特定都市鉄道整備積立金制度

  複々線化などの大規模な輸送力増強工事を促進するため、工事に必要とされる費用の一部を、あらかじめ運賃に上乗せして鉄道利用者に負担してもらい、国から認定を受けた鉄道事業者(認定事業者)がその増収分を「積立金」として積み立て、鉄道整備費の一部に充てるとともに、工事完了後にその上乗せ分を利用者に還元する制度が「特定都市鉄道整備積立金制度」です。同制度は、「特定都市鉄道整備促進特別措置法」と「租税特別措置法」に基づき、1987年に創設されました。

  この制度によると、経理上、積立金は租税特別措置法に基づく「準備金」として課税が生じないように取り扱われるとともに、工事の完成後10年間にわたり均等に取り崩して「益金算入」することができます。そのため、利用者の負担と認定事業者の負担は、ともに将来にわたって平準化・軽減されるというメリットがありました。

  また、積立金の積み立ては、旧運輸大臣の指定する非営利法人が行うこととされました。日本民営鉄道協会は、1987年に大臣の指定を受けて指定法人となり、積立金の管理業務(積み立て・取り戻しなど)を行いました。

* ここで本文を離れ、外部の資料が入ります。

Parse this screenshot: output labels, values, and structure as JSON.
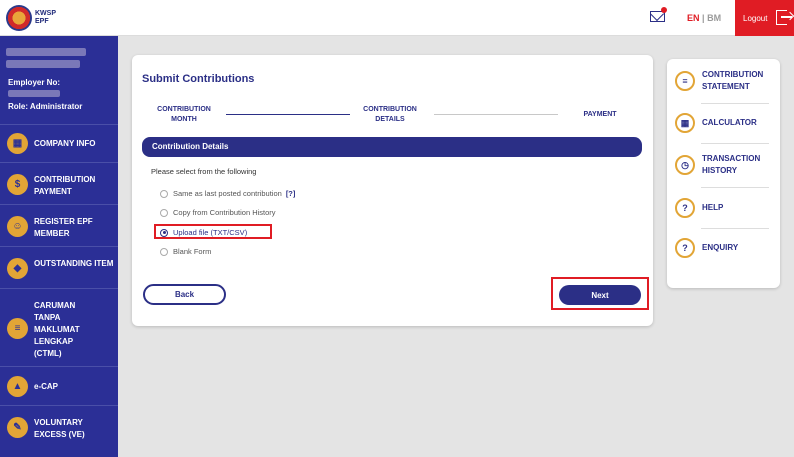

  この制度は、1987年度から関東の大手民鉄5社(東武〔伊勢崎線・野田線・東上線〕、西武〔池袋線〕、京王〔京王線・井の頭線〕、小田急〔小田原線〕、東急〔目黒線・東横線・大井町線・田園都市線〕)で活用されましたが、租税特別措置法の改正に伴い非課税措置が廃止されたため、2005年に認定を受けた東急東横線(渋谷~横浜間改良工事)を最後に、新規認定の実績はありません。